- First Name(s):Stanley
- Surname:EDEN
- Service Number:1740049
- Rank:
Sergeant/Flight Engineer
- Conflict:WW2
- Service:Air Force
- Air Force:Royal Air Force Volunteer Reserve
- Air Force Unit:420 (Royal Canadian Air Force) Squadron
- Former Units:None
- Date of Death:26th February 1944
- Age At Death:19
- Place of Death:Unknown
- Place of Burial:Durnbach War Cemetery, Germany, Grave 4. G. 26.
- Place of Birth:Unknown
- Home Town:Unknown
- Casualty's Relatives:
Son of Lewis James Eden and Ada Emily Eden, of Worcester
EDEN Stanley Is Named On These Memorials
Further Information About EDEN Stanley
Appears on the Royal Air Force casualties list for Worcestershire.
Berrow’s Worcester Journal, Saturday 18th March 1944:
Sergeant Stanley James Eden (R.A.F.), eldest son of Mr and Mrs L.J. Eden, 30, Perdiswell Street, Barbourne, Worcester, and formerly employed at Archdales, is missing from a raid.
A letter from Stanley Eden’s father, L.J. Eden, 30 Perdiswell St, Barbourne, Worcester, dated March 1952 can be found within war records held at Worcester Archives requesting that his name be added to the county roll of honour. The letter states that he was a Sergeant in the Royal Air Force, service no 1740049.

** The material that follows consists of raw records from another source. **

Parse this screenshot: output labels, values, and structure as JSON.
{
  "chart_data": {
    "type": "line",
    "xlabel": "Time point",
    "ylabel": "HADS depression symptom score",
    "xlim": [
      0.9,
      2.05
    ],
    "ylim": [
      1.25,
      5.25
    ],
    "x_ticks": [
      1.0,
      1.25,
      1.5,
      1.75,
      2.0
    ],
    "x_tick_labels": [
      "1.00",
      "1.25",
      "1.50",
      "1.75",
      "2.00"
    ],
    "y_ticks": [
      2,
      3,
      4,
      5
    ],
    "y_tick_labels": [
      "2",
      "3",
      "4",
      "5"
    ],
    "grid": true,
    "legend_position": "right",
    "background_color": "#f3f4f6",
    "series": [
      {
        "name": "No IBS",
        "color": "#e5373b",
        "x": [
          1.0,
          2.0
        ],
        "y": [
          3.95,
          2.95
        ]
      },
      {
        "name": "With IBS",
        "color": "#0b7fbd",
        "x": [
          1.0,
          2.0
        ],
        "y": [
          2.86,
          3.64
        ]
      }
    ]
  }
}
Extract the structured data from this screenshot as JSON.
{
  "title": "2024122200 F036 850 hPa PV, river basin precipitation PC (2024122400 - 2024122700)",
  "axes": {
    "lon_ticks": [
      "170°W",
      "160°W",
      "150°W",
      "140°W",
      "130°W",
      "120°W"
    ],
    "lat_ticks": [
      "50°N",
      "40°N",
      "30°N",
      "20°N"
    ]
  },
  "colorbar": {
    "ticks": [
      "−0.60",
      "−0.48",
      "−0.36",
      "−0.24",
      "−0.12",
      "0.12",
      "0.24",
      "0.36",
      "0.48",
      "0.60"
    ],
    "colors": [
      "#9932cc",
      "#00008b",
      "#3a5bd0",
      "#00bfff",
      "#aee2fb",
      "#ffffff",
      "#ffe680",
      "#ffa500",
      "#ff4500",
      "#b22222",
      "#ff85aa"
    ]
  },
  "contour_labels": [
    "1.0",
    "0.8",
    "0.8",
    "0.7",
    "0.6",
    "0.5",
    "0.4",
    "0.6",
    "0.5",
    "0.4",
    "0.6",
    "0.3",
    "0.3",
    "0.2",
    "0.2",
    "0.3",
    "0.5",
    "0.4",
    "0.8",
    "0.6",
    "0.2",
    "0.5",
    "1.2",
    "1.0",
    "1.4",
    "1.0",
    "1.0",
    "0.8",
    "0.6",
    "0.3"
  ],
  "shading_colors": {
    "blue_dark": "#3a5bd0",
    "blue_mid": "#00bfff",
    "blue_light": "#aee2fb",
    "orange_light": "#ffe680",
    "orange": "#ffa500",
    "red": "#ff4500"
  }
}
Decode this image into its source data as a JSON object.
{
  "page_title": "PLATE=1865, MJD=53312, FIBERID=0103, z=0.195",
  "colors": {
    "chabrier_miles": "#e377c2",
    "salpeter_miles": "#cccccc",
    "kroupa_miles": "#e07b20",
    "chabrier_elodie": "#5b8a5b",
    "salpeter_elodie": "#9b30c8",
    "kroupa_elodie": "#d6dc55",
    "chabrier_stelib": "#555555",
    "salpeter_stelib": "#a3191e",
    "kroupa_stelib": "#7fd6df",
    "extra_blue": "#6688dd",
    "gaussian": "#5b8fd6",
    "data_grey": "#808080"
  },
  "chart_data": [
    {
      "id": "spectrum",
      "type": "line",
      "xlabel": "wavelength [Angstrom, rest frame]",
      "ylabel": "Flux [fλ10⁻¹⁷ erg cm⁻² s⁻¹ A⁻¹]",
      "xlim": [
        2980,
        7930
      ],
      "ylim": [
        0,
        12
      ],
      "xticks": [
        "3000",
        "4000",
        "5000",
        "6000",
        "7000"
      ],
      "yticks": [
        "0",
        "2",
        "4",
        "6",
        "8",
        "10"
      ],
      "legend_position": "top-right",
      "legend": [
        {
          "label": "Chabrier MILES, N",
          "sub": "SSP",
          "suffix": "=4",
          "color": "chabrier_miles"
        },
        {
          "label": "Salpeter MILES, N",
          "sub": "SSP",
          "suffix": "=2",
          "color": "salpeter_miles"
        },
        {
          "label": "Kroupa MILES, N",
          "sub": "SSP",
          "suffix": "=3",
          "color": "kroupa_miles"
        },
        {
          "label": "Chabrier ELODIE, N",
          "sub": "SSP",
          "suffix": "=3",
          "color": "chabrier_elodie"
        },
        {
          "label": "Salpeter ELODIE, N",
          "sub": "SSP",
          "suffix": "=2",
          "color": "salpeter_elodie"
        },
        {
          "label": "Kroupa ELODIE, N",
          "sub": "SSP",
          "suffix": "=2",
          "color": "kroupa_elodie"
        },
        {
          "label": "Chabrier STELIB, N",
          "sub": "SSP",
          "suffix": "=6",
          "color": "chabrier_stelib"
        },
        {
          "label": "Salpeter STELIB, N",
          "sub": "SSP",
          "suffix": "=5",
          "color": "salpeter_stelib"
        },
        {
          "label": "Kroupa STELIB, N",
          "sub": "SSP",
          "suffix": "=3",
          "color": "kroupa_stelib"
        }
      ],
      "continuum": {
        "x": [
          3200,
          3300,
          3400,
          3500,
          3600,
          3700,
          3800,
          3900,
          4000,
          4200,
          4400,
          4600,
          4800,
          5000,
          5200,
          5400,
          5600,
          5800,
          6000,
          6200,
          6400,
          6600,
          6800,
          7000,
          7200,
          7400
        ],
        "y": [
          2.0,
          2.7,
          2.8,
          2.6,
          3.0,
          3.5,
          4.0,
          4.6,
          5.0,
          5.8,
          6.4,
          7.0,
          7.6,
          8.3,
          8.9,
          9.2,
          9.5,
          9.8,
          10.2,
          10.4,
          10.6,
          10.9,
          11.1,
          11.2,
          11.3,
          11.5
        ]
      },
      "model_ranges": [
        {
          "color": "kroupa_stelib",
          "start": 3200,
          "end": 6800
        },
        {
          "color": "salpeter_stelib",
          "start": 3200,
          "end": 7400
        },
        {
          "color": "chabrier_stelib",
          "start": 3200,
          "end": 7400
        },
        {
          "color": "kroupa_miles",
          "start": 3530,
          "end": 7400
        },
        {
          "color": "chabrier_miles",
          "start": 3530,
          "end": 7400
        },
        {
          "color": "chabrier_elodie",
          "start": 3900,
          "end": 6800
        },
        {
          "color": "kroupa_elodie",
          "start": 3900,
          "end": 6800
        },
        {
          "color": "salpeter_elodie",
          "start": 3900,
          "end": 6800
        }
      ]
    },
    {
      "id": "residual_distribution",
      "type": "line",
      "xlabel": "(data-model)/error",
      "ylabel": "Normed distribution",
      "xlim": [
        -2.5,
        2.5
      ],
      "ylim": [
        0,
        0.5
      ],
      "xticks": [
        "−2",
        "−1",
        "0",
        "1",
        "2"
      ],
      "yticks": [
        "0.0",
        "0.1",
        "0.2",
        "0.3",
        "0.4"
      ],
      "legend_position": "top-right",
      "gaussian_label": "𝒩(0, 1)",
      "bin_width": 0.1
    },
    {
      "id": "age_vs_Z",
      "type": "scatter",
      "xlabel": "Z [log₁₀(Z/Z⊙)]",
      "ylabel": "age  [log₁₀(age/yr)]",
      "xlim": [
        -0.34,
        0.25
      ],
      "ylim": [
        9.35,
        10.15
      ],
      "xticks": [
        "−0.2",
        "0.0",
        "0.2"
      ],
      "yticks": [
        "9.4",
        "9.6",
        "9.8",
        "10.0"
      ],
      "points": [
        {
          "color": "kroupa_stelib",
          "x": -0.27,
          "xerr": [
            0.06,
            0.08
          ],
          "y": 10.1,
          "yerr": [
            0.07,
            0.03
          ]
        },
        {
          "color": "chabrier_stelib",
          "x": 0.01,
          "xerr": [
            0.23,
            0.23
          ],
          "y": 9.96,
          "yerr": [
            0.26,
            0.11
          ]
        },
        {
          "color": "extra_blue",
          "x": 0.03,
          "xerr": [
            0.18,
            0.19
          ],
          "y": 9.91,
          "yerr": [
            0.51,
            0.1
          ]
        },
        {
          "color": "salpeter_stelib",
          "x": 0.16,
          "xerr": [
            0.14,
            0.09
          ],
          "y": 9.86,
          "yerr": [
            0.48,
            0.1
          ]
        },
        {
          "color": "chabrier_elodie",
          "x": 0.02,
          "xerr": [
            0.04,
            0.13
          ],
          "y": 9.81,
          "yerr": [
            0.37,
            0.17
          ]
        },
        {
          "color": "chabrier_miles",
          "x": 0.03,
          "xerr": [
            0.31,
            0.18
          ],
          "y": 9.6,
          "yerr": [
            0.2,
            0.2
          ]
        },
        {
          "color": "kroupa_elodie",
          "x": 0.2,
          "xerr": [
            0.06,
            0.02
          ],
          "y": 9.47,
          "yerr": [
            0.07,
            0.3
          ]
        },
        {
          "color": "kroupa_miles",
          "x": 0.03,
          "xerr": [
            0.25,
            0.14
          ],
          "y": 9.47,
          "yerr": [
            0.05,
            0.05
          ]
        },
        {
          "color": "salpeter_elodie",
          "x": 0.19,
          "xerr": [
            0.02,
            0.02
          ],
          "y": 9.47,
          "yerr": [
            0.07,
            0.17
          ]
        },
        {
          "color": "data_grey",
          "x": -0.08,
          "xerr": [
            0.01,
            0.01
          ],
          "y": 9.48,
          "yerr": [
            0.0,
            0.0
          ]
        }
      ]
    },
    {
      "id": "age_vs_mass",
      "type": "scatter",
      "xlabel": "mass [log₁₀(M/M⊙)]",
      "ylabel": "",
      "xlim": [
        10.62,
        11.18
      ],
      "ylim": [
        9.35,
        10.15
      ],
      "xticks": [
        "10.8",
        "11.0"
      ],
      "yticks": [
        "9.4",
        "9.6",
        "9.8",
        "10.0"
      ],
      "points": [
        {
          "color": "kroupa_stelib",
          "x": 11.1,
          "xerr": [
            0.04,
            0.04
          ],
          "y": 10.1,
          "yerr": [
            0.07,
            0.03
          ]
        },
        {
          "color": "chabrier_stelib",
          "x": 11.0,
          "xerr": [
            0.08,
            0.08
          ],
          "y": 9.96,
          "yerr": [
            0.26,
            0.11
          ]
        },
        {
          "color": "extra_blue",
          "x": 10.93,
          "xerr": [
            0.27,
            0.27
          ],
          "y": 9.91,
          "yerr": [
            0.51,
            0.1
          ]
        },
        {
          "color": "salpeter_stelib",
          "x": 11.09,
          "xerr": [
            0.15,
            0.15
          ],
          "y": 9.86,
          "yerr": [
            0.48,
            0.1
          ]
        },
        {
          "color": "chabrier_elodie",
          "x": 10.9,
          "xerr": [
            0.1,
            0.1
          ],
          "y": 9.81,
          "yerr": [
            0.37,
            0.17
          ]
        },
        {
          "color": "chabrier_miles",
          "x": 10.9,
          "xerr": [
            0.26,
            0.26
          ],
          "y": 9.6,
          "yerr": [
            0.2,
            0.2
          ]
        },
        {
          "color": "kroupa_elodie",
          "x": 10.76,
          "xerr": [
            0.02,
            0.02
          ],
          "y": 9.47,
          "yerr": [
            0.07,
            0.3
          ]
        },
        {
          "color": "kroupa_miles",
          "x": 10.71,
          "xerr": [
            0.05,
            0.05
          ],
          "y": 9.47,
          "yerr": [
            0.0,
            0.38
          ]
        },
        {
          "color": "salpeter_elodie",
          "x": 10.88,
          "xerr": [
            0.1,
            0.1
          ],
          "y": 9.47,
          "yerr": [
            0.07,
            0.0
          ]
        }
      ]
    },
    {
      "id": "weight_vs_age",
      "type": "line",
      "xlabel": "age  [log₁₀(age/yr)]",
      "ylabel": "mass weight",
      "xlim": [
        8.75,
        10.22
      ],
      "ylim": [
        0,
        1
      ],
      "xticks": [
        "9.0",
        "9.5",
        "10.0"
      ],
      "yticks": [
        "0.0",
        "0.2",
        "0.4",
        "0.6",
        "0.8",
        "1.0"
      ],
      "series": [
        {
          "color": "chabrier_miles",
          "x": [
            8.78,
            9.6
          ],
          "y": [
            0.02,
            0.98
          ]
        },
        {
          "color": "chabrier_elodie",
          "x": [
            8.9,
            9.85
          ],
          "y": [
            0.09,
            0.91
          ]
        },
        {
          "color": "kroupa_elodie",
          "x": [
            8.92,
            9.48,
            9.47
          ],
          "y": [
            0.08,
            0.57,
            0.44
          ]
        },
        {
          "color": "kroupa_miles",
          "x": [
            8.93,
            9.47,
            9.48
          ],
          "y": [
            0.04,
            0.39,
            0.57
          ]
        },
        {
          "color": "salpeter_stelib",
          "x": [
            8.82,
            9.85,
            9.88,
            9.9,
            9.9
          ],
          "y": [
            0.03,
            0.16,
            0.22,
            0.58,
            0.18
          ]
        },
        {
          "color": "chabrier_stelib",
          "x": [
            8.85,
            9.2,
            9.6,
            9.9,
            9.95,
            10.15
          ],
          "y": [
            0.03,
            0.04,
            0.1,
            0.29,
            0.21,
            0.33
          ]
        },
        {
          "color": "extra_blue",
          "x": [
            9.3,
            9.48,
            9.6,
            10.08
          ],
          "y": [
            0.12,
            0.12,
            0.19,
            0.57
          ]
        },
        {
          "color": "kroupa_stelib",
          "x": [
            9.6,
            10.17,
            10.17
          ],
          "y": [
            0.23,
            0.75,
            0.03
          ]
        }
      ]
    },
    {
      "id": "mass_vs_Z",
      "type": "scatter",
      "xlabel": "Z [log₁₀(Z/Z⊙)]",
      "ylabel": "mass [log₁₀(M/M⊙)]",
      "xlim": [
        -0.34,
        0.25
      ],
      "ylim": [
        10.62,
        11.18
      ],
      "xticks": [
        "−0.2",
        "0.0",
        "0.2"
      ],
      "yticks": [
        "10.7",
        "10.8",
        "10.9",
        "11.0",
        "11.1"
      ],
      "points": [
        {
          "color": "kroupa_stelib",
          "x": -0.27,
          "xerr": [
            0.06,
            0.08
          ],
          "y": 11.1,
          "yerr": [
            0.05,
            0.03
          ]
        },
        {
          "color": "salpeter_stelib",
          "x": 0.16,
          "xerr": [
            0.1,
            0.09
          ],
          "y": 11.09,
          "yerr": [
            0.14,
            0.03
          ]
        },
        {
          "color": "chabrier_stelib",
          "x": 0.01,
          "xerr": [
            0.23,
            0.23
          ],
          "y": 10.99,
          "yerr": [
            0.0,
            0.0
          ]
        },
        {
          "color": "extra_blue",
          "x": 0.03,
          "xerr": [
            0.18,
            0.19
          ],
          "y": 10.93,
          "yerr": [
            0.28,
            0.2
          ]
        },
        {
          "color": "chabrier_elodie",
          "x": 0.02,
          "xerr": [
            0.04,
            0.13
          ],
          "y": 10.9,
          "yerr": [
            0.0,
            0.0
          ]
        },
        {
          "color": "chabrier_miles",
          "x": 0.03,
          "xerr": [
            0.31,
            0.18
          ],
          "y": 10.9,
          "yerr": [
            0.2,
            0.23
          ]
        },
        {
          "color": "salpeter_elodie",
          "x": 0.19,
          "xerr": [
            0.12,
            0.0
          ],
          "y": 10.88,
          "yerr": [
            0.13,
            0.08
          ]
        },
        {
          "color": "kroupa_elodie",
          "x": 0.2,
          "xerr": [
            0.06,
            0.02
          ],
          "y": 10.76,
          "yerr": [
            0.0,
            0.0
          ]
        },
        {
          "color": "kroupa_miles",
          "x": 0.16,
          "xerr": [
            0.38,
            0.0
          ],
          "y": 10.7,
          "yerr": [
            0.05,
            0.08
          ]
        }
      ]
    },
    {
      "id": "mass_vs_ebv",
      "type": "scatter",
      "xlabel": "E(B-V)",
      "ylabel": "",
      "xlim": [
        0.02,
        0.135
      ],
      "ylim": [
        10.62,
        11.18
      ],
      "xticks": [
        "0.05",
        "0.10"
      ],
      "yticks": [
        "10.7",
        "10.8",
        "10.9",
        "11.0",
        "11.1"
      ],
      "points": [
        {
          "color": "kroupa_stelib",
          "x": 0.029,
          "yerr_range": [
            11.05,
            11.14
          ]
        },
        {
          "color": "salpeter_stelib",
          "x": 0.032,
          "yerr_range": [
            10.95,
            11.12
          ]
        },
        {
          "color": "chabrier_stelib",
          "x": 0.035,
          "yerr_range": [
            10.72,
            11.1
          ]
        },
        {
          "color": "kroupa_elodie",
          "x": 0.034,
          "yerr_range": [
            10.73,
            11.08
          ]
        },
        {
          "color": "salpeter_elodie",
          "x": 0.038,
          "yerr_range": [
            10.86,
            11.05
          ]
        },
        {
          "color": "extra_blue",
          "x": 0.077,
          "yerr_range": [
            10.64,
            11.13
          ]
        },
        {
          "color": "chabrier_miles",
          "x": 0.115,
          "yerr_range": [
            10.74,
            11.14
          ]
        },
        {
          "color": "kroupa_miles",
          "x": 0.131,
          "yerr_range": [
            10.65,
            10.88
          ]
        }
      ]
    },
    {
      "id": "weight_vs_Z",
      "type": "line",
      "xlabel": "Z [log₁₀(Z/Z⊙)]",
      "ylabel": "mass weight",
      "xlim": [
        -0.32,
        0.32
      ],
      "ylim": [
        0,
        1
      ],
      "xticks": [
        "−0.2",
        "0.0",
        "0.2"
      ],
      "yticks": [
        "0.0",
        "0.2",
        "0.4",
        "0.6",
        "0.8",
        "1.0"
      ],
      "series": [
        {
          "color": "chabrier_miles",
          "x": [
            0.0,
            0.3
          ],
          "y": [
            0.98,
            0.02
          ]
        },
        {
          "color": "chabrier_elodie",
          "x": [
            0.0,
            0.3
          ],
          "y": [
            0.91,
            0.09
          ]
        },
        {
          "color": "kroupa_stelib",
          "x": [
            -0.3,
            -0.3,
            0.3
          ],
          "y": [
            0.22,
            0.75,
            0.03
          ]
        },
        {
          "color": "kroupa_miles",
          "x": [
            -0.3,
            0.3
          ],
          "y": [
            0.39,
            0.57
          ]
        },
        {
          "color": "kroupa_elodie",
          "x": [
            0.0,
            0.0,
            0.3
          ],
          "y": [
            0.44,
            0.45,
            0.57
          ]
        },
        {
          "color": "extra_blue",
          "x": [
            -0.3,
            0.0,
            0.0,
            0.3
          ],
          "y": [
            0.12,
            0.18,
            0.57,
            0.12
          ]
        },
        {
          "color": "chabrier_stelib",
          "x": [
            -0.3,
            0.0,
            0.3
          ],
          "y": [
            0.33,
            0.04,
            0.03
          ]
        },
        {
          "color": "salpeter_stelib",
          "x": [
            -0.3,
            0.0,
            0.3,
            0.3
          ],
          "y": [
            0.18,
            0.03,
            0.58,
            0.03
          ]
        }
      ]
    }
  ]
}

The following information has been researched by Geoff Hill:
In 1939 Stanley Eden was living at 30 Perdiswell Street, together with his parents Lewis and Ada (nee Young) and three siblings.
No. 420 “City of London” Squadron was a squadron of the Royal Canadian Air Force (RCAF). The Squadron’s nickname was “Snowy Owl”. Their motto was Pugnamus Finitum, Latin for We Fight To The Finish.
The Squadron was formed at Waddington, Lincolnshire on the 19th December 1941. During World War II, the unit flew Manchester, Hampden, Wellington, Halifax, and Lancaster aircraft on strategic and tactical bombing operations. From June to October 1943 it flew tropicalized Wellington aircraft from North Africa in support of the invasions of Sicily and Italy. In April 1945 they converted to Lancasters. No. 420 Squadron is no longer active.
The great majority of those buried in Durnbach War Cemetery are airmen shot down over Bavaria, Wurtemberg, Austria, Hessen and Thuringia, brought from their scattered graves by the Army Graves Service. The remainder are men who were killed while escaping from prisoner of war camps in the same areas, or who died towards the end of the War on forced marches from the camps to more remote areas.